Most people still don't know what browser cookies are, but the scare has lessened. Quite honestly, I think people just found new things to worry themselves about, especially when the browsers started introducing so-called "privacy controls". Now people can delete their cookies, block them from ever appearing on their computer in the first place, even edit them if they feel like it. The Intertubes are stuffed with rainbows and goodness. Or so we thought.

The cookie scare is back. People are suddenly finding out that this piece of goodness that Macromedia (and now Adobe, since the merger) has the ability to install cookies on your computer that your browser has no control over. Even worse, it's actually possible to have Flash install a cookie on your computer without you knowing that Flash is even running on a site. And if you delete a browser cookie, some sites keep a backup in the Flash cookie jar. Oh no! The tragedy! Webmasters have turned evil again!

I was already laughing. First of all, there's not much to worry about. Cookies are largely used as browser-side configuration to help maintain a consistent user experience, and as a mechanism to display ads to you that you actually care about, based on the types of sites you look at. This is little to worry about unless you're offended by content providers trying to use advertising to help pay for their employees and bandwidth, or you look at naughty sites while your boss/spouse/parents/etc are away. Shame on you.

But there are other reasons why I'm not worried. Thanks to a buddy of mine, I installed Flashblock a while back, which is a Firefox plug-in that keeps Flash files from loading unless you explicitly allow them to. I didn't initially install this because of some deep-seeded vendetta against Flash. It turns out that when Firefox 3 came out, certain Flash content would cause mplayer and Rhythmbox to stop working until I closed my browser.

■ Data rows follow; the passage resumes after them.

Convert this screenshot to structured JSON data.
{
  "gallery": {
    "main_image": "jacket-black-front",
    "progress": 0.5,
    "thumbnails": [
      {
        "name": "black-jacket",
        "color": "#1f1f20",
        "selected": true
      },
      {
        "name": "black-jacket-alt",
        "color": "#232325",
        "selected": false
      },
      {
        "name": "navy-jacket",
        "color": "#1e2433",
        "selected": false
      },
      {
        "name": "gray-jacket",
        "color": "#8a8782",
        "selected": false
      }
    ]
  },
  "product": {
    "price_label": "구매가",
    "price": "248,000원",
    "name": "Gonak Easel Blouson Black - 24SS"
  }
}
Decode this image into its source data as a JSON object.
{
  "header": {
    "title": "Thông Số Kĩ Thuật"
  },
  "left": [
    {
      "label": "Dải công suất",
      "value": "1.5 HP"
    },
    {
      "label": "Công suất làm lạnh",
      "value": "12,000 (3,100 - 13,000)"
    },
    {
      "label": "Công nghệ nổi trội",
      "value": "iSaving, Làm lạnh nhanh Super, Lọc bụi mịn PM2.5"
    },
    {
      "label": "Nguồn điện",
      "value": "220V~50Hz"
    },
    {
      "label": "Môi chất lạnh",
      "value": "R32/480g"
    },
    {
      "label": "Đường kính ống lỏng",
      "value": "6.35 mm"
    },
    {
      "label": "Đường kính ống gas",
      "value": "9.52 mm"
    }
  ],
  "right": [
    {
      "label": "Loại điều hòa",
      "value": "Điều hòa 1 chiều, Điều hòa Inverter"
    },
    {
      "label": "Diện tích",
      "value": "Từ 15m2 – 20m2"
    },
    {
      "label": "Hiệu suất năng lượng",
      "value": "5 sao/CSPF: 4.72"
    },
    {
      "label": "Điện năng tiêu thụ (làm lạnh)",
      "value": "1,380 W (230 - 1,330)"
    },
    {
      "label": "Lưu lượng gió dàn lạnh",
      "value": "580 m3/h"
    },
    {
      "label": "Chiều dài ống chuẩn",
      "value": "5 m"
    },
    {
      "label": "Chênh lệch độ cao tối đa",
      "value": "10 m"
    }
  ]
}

Since some sneaky sites think it's okay to automatically play videos when you open them, and certain friends have deluded themselves into thinking that I'm okay with this, I had to restart Firefox a lot.

Now that I'm running Flashblock, I don't get tricked into watching lame YouTube videos, and nobody is setting Flash cookies behind my back. But what if I was worried about cookies that were set before I installed Flashblock? Adobe's got you covered. They have on their site a Settings Manager for Flash cookies. It allows you to set rules and limits, and delete cookies that already exist on your computer.

So stop worrying about Flash cookies. Actually, stop worrying about cookies in general, you baby. If you're really paranoid, there are much, much worse things in the world to be worried about. Big brother's got plenty of other ways to keep tabs on you, and he probably thinks that cookies are an inefficient method anyway.

Hey, you've got something on your face. No, the other side. Up... up... yeah--yeah, you've got it.